In a word, it was about regulating
my inner life. The literature about willpower and self control has been a major
interest. I was striving for goals that
entailed strenuous inner struggle to accomplish. In some instances, the factors to be
controlled were bodily craves (for nicotine, alcohol, food). In others, it was
fear, doubt, and various negative beliefs. In fact, the beliefs were sometimes
found later to be delusions.
In
some instances, it took me years of striving to accomplish these goals. There was much progress followed by
regression and slipping back to old habits. Over time, there was much success
and failure, back and forth, over and over, trial and error; it was like a
roller coaster ride.
And out of these personal struggles I became
a student of what helps and what hinders struggles for personal change: record
keeping, role models, perspectives, meanings and beliefs, affirmations (didn’t
work for me) gaining self trust or taking one’s own interests and inclinations
seriously, avoiding avoidance or distractions where possible, watching out for
substitute formations that were really escapes and defenses against fear of disapproval,
having confidence, using performative expressions (“I will no longer have second helpings”,
announced to my mate), real reasons vs. nice sounding ones; accountability
partners; group support, and having
strategies in place for dealing with temptation in its various guises.
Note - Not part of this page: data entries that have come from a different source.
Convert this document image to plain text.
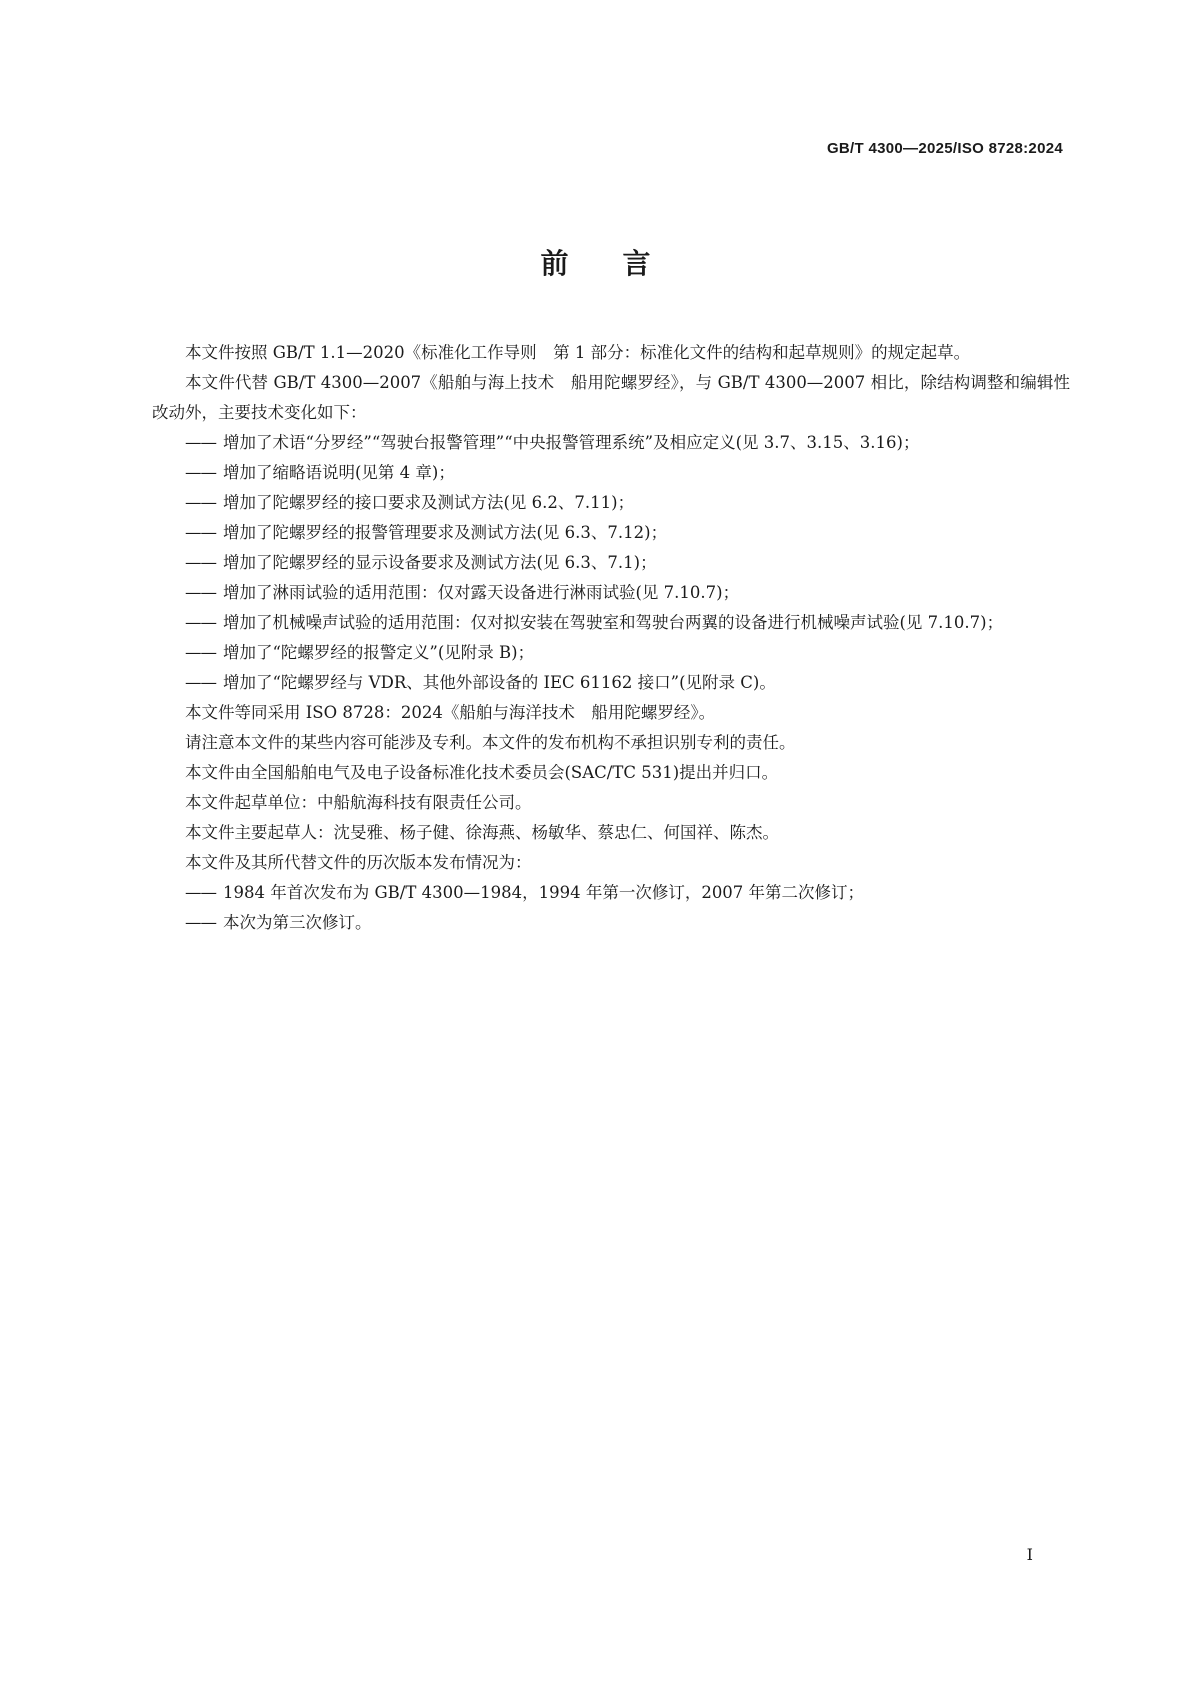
GB/T 4300—2025/ISO 8728:2024
前 言

本文件按照 GB/T 1.1—2020《标准化工作导则　第 1 部分：标准化文件的结构和起草规则》的规定起草。

本文件代替 GB/T 4300—2007《船舶与海上技术　船用陀螺罗经》，与 GB/T 4300—2007 相比，除结构调整和编辑性改动外，主要技术变化如下：

—— 增加了术语“分罗经”“驾驶台报警管理”“中央报警管理系统”及相应定义(见 3.7、3.15、3.16)；

—— 增加了缩略语说明(见第 4 章)；

—— 增加了陀螺罗经的接口要求及测试方法(见 6.2、7.11)；

—— 增加了陀螺罗经的报警管理要求及测试方法(见 6.3、7.12)；

—— 增加了陀螺罗经的显示设备要求及测试方法(见 6.3、7.1)；

—— 增加了淋雨试验的适用范围：仅对露天设备进行淋雨试验(见 7.10.7)；

—— 增加了机械噪声试验的适用范围：仅对拟安装在驾驶室和驾驶台两翼的设备进行机械噪声试验(见 7.10.7)；

—— 增加了“陀螺罗经的报警定义”(见附录 B)；

—— 增加了“陀螺罗经与 VDR、其他外部设备的 IEC 61162 接口”(见附录 C)。

本文件等同采用 ISO 8728：2024《船舶与海洋技术　船用陀螺罗经》。

请注意本文件的某些内容可能涉及专利。本文件的发布机构不承担识别专利的责任。

本文件由全国船舶电气及电子设备标准化技术委员会(SAC/TC 531)提出并归口。

本文件起草单位：中船航海科技有限责任公司。

本文件主要起草人：沈旻雅、杨子健、徐海燕、杨敏华、蔡忠仁、何国祥、陈杰。

本文件及其所代替文件的历次版本发布情况为：

—— 1984 年首次发布为 GB/T 4300—1984，1994 年第一次修订，2007 年第二次修订；

—— 本次为第三次修订。

I
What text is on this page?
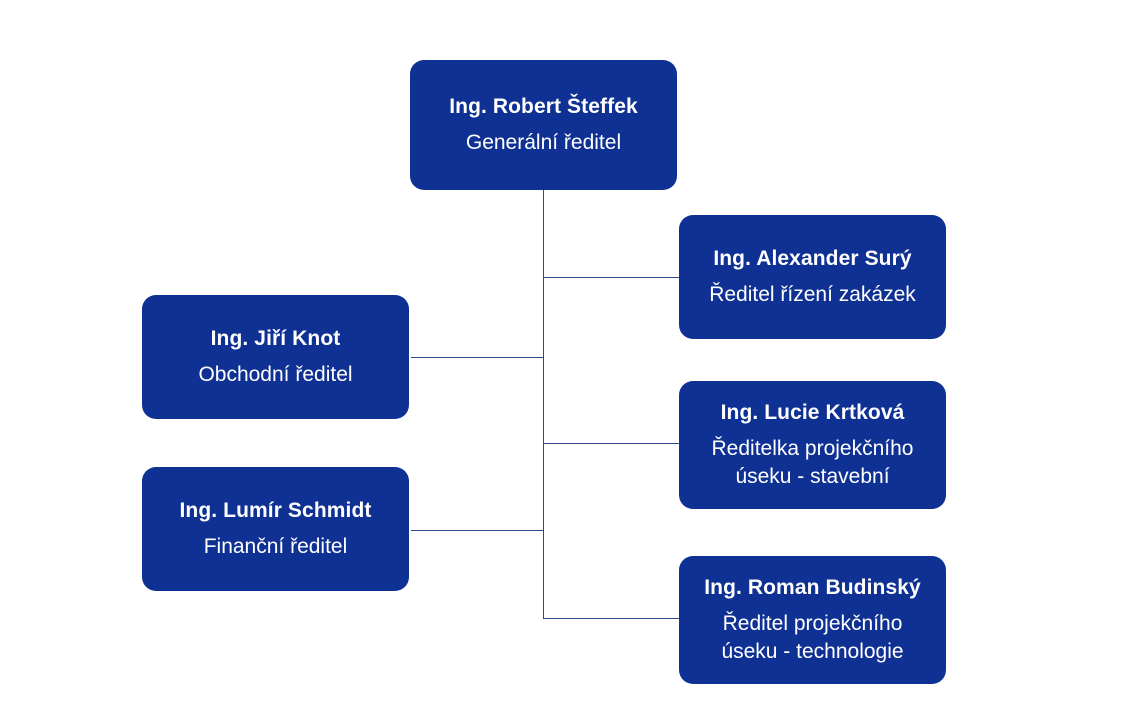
Ing. Robert Šteffek
Generální ředitel
Ing. Jiří Knot
Obchodní ředitel
Ing. Lumír Schmidt
Finanční ředitel
Ing. Alexander Surý
Ředitel řízení zakázek
Ing. Lucie Krtková
Ředitelka projekčního
úseku - stavební
Ing. Roman Budinský
Ředitel projekčního
úseku - technologie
Also I became exposed to such notions as SELF DEFEATING INHIBITIONS
(some of which turned out to be unconscious), or the role of unconscious factors
that could delay or subvert change and successful striving. For example, the
unconscious fear of abandonment that undercut initiative; or the fear of
initiating contacts with strangers due to an unconscious fear of embarrassment
and humiliation. This last unconscious
belief turned out to be a delusion. These unconscious factors had to be uncovered
before they could be controlled, or at least the attempt could be made;
frequently, of course, these attempts were met by failure
as’ thought’ alone was insufficient.
In
the course of these struggles I developed certain beliefs, assumptions, and therapeutic
ideologies. And I got therapeutic help from two clinical psychologists who gave
me all sorts of advice and encouragement about how to more effectively reach my
goals.
I used
the technique of journalizing to
help work through these changes, to assist in the self observations that made
change possible so that I came to know what about my I had to change, control
or focus on in order to change.
In review of ‘what I’m really about’, I see
that I can say about myself that I am in combat with fear and temptation, two
of my most familiar inner obstacles which I have sought to control, to overcome
in the process of going for worthiness goals. These are and were core factors in
my strivings for personal development, from ignoble to noble, from bad habits
to health and well being.
I am
the chief audience to my endeavors since mostly I have not shared my struggles
with friends or relatives. Blogging has been a recent addition. And I have self
published two books about my struggles, weight loss and cold call reluctance. Now I am struggling with SOBRIETY which, to this
date, I am losing. However, alcohol is
becoming more and more poisonous to my system, as I keep telling myself. But,
somehow, the wish is not father to the needed change. Moderation has been achieved but not total cessation.
So I am
really about a private struggle for self
rectification to resolve the loss of self confidence and to overcome the
inferiority caused by my upbringing. Sometimes
I think that I don’t have the courage of my convictions, or I don’t have the
courage to go public until I have amazing results to report. This is probably in error and this offering is
in part taken as a corrective measure.
The
take away here: change is fraught with failure but oftentimes ends in success
if you persist long enough. Some tactics
succeed for a time only to fall by the wayside as old habits come back in
play. And, thoughts, especially justifications
and legitimations, don’t always lead to the hoped for change. Intuitions and
feelings tend to be stronger and more reliable sources of positive actions.